Das tun sie zweifellos - auch und gerade der Hidden Track "If You Deny Me, I'll Be Lost". Der Gospelsong wurde in den USA - dem "Land der freien Meinungsäußerung" - aus religiösen Gründen vom Album verbannt. Gleichzeitig protestieren Muslime weltweit wegen der Veröffentlichung von Cartoons, die den Propheten Mohammed diskreditieren. Was hält das Trio von derartiger Doppelmoral?

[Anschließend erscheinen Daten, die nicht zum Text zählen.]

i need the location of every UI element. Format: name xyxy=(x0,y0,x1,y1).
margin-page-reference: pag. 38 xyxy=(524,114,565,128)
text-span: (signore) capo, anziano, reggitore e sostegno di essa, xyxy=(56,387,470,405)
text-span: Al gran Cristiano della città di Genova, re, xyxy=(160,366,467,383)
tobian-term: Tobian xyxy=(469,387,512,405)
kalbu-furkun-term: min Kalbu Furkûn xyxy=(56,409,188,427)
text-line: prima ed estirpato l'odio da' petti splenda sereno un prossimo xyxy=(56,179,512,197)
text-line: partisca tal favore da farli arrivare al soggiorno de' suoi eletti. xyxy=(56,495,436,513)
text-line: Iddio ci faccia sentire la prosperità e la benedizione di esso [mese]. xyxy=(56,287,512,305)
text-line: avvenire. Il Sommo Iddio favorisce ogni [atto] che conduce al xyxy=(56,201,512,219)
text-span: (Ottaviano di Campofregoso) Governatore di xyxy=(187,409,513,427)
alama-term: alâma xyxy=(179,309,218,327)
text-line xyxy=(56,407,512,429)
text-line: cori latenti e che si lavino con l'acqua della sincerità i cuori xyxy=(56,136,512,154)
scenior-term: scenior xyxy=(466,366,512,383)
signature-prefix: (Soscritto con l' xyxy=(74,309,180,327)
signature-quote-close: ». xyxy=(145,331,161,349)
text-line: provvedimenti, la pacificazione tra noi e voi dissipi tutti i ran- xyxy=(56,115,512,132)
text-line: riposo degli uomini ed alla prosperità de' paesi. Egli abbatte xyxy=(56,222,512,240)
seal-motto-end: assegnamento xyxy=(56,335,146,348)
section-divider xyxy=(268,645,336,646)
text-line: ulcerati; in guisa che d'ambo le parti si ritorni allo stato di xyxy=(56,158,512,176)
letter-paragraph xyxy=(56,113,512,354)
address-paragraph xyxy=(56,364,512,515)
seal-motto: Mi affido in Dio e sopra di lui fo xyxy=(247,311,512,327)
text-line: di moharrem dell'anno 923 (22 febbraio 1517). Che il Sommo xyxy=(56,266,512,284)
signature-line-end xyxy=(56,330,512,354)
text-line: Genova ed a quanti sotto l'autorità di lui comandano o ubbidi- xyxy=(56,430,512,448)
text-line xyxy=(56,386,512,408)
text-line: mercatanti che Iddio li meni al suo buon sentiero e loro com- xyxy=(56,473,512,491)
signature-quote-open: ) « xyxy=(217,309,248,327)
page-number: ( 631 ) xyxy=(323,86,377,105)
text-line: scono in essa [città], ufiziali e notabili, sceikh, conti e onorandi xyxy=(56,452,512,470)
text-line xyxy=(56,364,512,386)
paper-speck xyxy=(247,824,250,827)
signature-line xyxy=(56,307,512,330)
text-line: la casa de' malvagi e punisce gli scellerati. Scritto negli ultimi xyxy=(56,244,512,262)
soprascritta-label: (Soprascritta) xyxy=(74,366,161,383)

"Eine traurige Facette organisierter Religion. Außer wenn sie fremden Glauben tatsächlich akzeptieren, tendieren Muslime zu einer sehr scheinheiligen Position. Mit den Christen in den Staaten ist das augenscheinlich kaum anders." Religion werde dort oft nicht spirituell betrachtet, sondern sehr territorial und politisch benutzt. "If You Deny Me, I'll Be Lost" rufe zu spiritueller Einheit auf und habe in Wirklichkeit wenig mit dem Christentum zu tun, erklären sie weiter.

"Es benutzt jedoch christliche Symbolik als Metapher auf eine geistige Suche. Die Metapher hätte auch genauso gut auf Mohammed, Vishnu oder Zarathustra zielen können. Der amerikanische Vertrieb hat das nicht verstanden, die Lyrics wörtlich genommen und sie blasphemisch genannt. Man wollte seine Hauptkundschaft, die baptistische Gemeinschaft, nicht verschrecken." Glücklicherweise ist der europäische Vertrieb liberaler, hier erscheint "Book Of Sand" wie ursprünglich beabsichtigt.

Tarantula A.D. sind durch solche Unwägbarkeiten nicht aufzuhalten. Schließlich erntete ihr überaus mutiges Debüt fast überall euphorische Kritiken. Das hindert sie aber nicht daran, zunächst alles hin zu schmeißen, um dann unter dem Namen Priestbird weiter zu machen.